Par un mémoire en défense, enregistré le 29 avril 2022, la société Agence Laverne, représentée par Me Carmen Del Rio, demande à la cour de :

1°) à titre principal, d'annuler le jugement, par la voie de l'appel incident sur appel provoqué, et de rejeter les conclusions des autres parties à son encontre ;

2°) à titre subsidiaire, par la voie de l'appel incident sur appel provoqué, que les sommes réclamées soient ramenées à de plus justes montants et, par la voie de l'appel incident et provoqué, de condamner solidairement les sociétés Osmose, Urbatec Ingénierie, Colas France et Jarbeau à la relever et garantir de toute condamnation prononcée à son encontre ;

3°) que soit mise à la charge de la MEL ou de toute partie perdante le versement de la somme de 3 000 euros au titre de l'article L. 761-1 du code de justice administrative ainsi que les entiers dépens.

Elle fait valoir que :

- sa responsabilité contractuelle ne peut plus être recherchée dès lors que la réception des travaux du lot n° 1 est intervenue le 8 juillet 2014, assortie de réserves en lien avec les désordres en litige, qui ont été tacitement levées par le maître d'ouvrage ;

- sa responsabilité au titre de la garantie décennale ne peut pas être recherchée dès lors les désordres en litige étaient connus, dans toute leur ampleur, lors de la réception des travaux et la levée des réserves et qu'en tout état de cause, ils ne sont pas de nature décennale ;

- les désordres en litige ne lui sont pas imputables car elle n'a été chargée que de la conception esthétique du projet ;

- la faute de la MEL dans l'entretien de l'ouvrage est de nature à exonérer les constructeurs de toute responsabilité ;

- elle est fondée à appeler en garantie les sociétés Osmose, Urbatec, Colas Nord Est et Jarbeau, prise en la personne de son mandataire liquidateur ;

- le quantum des travaux de reprise s'élève à la somme de 793 560 euros HT, soit 952 272 euros TTC, qui correspond aux travaux qu'envisage d'entreprendre la commune de Tourcoing de sorte qu'indemniser la MEL à hauteur du coût des travaux de reprise à l'identique, alors que ces travaux ne seront pas effectués en réparation des désordres, constituerait un enrichissement sans cause ;

- l'indemnité réclamée par la MEL doit être diminuée de la somme issue de la possible revente des pavés non réutilisés ;

- les frais de maîtrise d'œuvre doivent être limités à une somme correspondant à 3% du coût des travaux de reprise ;

- il y a lieu de tenir compte de la vétusté de l'ouvrage pour déterminer le montant de l'indemnité au bénéfice de la MEL ;

- les troubles de jouissance, le préjudice d'image et les préjudices relatifs à la pose de panneaux de signalisation et au coût des interventions réalisées par les propres services de la MEL ne sont pas établis.

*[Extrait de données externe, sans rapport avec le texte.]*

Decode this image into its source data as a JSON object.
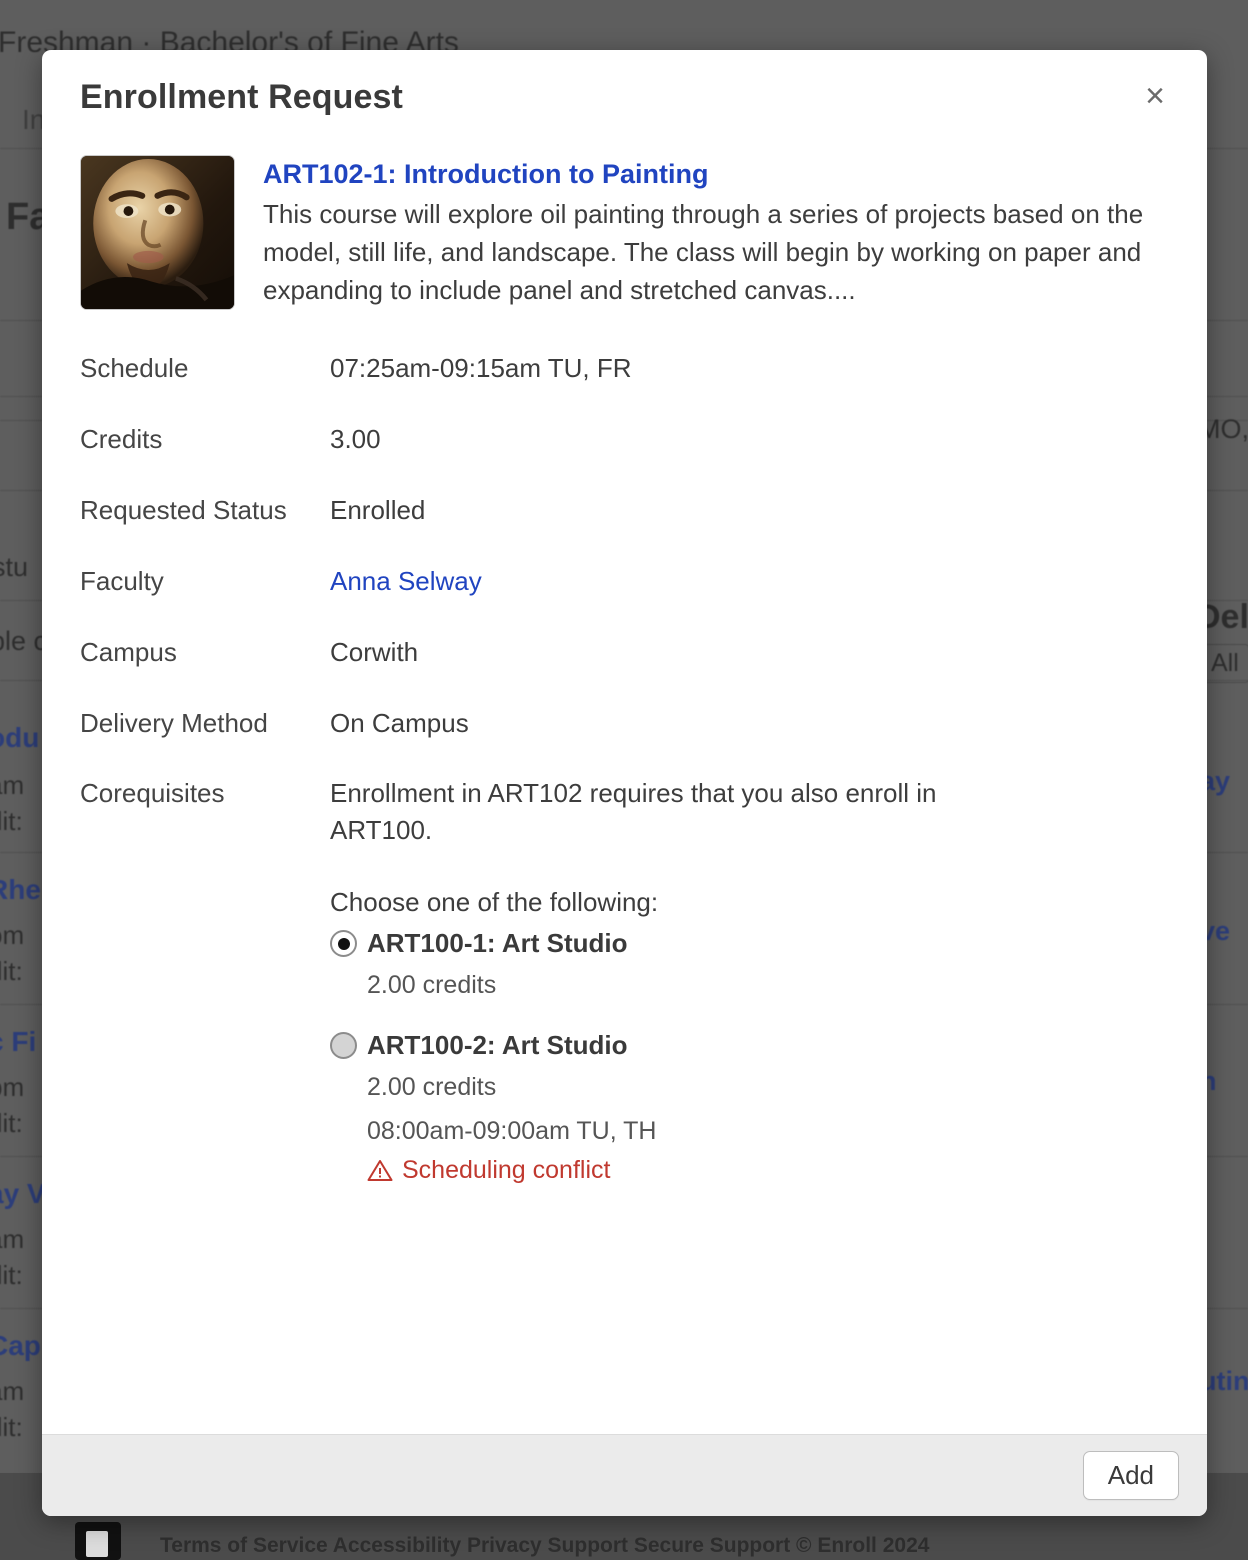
{
  "backdrop": {
    "page_heading": "Freshman · Bachelor's of Fine Arts",
    "sub_heading": "In",
    "section_heading": "Fa",
    "fragment_student": "stu",
    "fragment_available": "ble c",
    "right_fragment_mo": "MO,",
    "right_heading": "Del",
    "right_filter_pill": "All",
    "course_fragments": [
      {
        "title": "odu",
        "time": "am ",
        "credit": "dit: "
      },
      {
        "title": "Rhe",
        "time": "om ",
        "credit": "dit: "
      },
      {
        "title": "c Fi",
        "time": "pm ",
        "credit": "dit: "
      },
      {
        "title": "ay V",
        "time": "am ",
        "credit": "dit: "
      },
      {
        "title": "Cap",
        "time": "am ",
        "credit": "dit: "
      }
    ],
    "right_fragments": [
      "ay",
      "ve",
      "n",
      "utin"
    ],
    "footer_text": "Terms of Service     Accessibility     Privacy     Support     Secure     Support     © Enroll 2024"
  },
  "modal": {
    "title": "Enrollment Request",
    "close_label": "×",
    "course": {
      "title": "ART102-1: Introduction to Painting",
      "description": "This course will explore oil painting through a series of projects based on the model, still life, and landscape. The class will begin by working on paper and expanding to include panel and stretched canvas...."
    },
    "details": [
      {
        "label": "Schedule",
        "value": "07:25am-09:15am TU, FR",
        "link": false
      },
      {
        "label": "Credits",
        "value": "3.00",
        "link": false
      },
      {
        "label": "Requested Status",
        "value": "Enrolled",
        "link": false
      },
      {
        "label": "Faculty",
        "value": "Anna Selway",
        "link": true
      },
      {
        "label": "Campus",
        "value": "Corwith",
        "link": false
      },
      {
        "label": "Delivery Method",
        "value": "On Campus",
        "link": false
      }
    ],
    "corequisites": {
      "label": "Corequisites",
      "text": "Enrollment in ART102 requires that you also enroll in ART100.",
      "choose_label": "Choose one of the following:",
      "options": [
        {
          "name": "ART100-1: Art Studio",
          "credits": "2.00 credits",
          "schedule": "",
          "conflict": "",
          "selected": true
        },
        {
          "name": "ART100-2: Art Studio",
          "credits": "2.00 credits",
          "schedule": "08:00am-09:00am TU, TH",
          "conflict": "Scheduling conflict",
          "selected": false
        }
      ]
    },
    "footer": {
      "add_label": "Add"
    }
  },
  "colors": {
    "link_blue": "#2044c0",
    "conflict_red": "#c0392f",
    "title_gray": "#3a3a3a",
    "footer_bg": "#ebebeb"
  }
}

Par un mémoire en défense, enregistré le 19 décembre 2022, la SAS Urbatec Ingénierie, représentée par la SELARL Simoneau Vynckier Henneuse Vercaigne Vandenbussche Vitse-Bœuf Meurin Surmont, demande à la cour de :

1°) à titre principal, d'annuler ce jugement, par la voie de l'appel incident sur appel provoqué, et de rejeter les conclusions des autres parties à son encontre ;

2°) à titre subsidiaire, par la voie de l'appel incident sur appel provoqué, que les sommes réclamées soient ramenées à de plus justes montants et, par la voie de l'appel incident et provoqué, de condamner solidairement les sociétés Agence Laverne, Osmose et Colas Nord Est à la relever et garantir de toute condamnation présentée à son encontre ;

3°) que soit mise à la charge de la MEL la somme de 15 000 euros au titre de l'article L. 761-1 du code de justice administrative ainsi que les dépens.

Elle fait valoir que :

- sa responsabilité contractuelle ne peut plus être recherchée dès lors que la réception des travaux du lot n° 1 est intervenue le 8 juillet 2014, assortie de réserves en lien avec les désordres en litige, qui ont été tacitement levées par le maître d'ouvrage ;

- sa responsabilité au titre de la garantie décennale ne peut pas être recherchée dès lors les désordres en litige étaient connus, dans toute leur ampleur, lors de la réception des travaux et la levée des réserves ;

- elle n'a commis aucun manquement à son devoir de conseil en tant que maître d'œuvre ;

- la faute de la MEL dans l'entretien de l'ouvrage est de nature à exonérer les constructeurs de toute responsabilité ;

- elle est fondée à appeler en garantie les sociétés Osmose, Urbatec et Colas Nord Est ;

- le quantum des travaux de reprise s'élève à la somme de 793 560 euros HT, soit 952 272 euros TTC, qui correspond aux travaux qu'envisage d'entreprendre la commune de Tourcoing de sorte qu'indemniser la MEL à hauteur du coût des travaux de reprise à l'identique, alors que ces travaux ne seront pas effectués en réparation des désordres ;

- l'indemnité réclamée par la MEL doit être diminuée de la somme issue de la possible revente des pavés non réutilisés ;

- les frais de maîtrise d'œuvre doivent être limités à une somme correspondant à 3% du coût des travaux de reprise ;

- il y a lieu de tenir compte de la vétusté de l'ouvrage pour déterminer le montant de l'indemnité au bénéfice de la MEL ;

- faute d'avoir respecté la procédure imposée par le CCAG, le préjudice matériel correspondant au coût des interventions en régie de la MEL et par des entreprises extérieures aux marchés en cause ne peut lui être opposé ;

- le préjudice d'image et les préjudices relatifs aux indemnités versées à des riverains victimes d'accidents en raison des désordres sur la voirie, à la pose de panneaux de signalisation et au coût des interventions réalisées par les propres services de la MEL ne sont pas établis.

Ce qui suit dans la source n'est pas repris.